I encountered the following question recently. :)

Let \((X,\,d)\) be a metric space and \(\lim_{n\rightarrow\infty}d(x_n,\, x_0)=0\). Prove that the set \(\{x_{j}\}_{j=1}^{\infty}\) is compact.
Now I think this question is wrong. Let me give a counterexample. Take the set of real numbers with the usual Euclidean metric. Then take for example the sequence, \(\{\frac{1}{n}\}_{n=1}^{\infty}\). Then,

\[\lim_{n\rightarrow\infty}d(x_n,\, x_0)=\lim_{n\rightarrow\infty}\left|\frac{1}{n}-0\right|=0\]

All subsequences of \(\{\frac{1}{n}\}_{n=1}^{\infty}\) should converge to the same limit, which in this case is zero. Hence \(\{\frac{1}{n}\}_{n=1}^{\infty}\) is not compact as the limiting value of the sequence (and hence all subsequences) does not belong to \(\{\frac{1}{n}\}_{n=1}^{\infty}\). Let me know if I am wrong. :)

Thank you.
 

HallsofIvy

Well-known member
MHB Math Helper
Jan 29, 2012
1,151
I agree with you. However, the set [tex]\{x_j\}_{j= 0}^\infty[/tex] is compact. Could that "j= 1" be a printing error?
 

Sudharaka

Well-known member
MHB Math Helper
Feb 5, 2012
1,621
I agree with you. However, the set [tex]\{x_j\}_{j= 0}^\infty[/tex] is compact. Could that "j= 1" be a printing error?
Hi HallsofIvy, :)

Thanks for replying. But how can that make a difference? For example I can define a sequence in the real numbers like,

\[x_{0}=1\mbox{ and }x_n=\frac{1}{n}\mbox{ for }n\geq 1\]

which is again convergent to \(0\) but not compact.
 

Plato

Well-known member
MHB Math Helper
Jan 27, 2012
196
I agree with you. However, the set [tex]\{x_j\}_{j= 0}^\infty[/tex] is compact. Could that "j= 1" be a printing error?
But how can that make a difference?
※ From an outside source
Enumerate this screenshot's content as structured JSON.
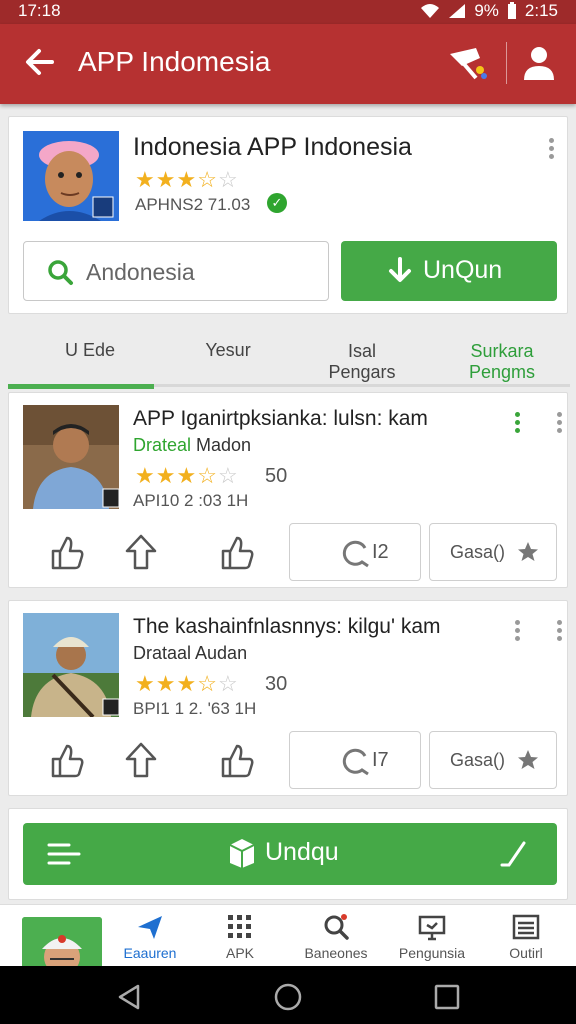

For example I can define a sequence in the real numbers like,
\[x_{0}=1\mbox{ and }x_n=\frac{1}{n}\mbox{ for }n\geq 1\]
which is again convergent to \(0\) but not compact.
But now [tex]{\lim _{n \to \infty }}d({a_n},{a_0}) \ne 0[/tex]
 

Sudharaka

Well-known member
MHB Math Helper
Feb 5, 2012
1,621
But how can that make a difference? For example I can define a sequence in the real numbers like,
\[x_{0}=1\mbox{ and }x_n=\frac{1}{n}\mbox{ for }n\geq 1\]
which is again convergent to \(0\) but not compact.
But now [tex]{\lim _{n \to \infty }}d({a_n},{a_0}) \ne 0[/tex]
Arghaaaaaa...... How could I missed that.... (Angry) (Headbang)

Thanks for pointing that out. :)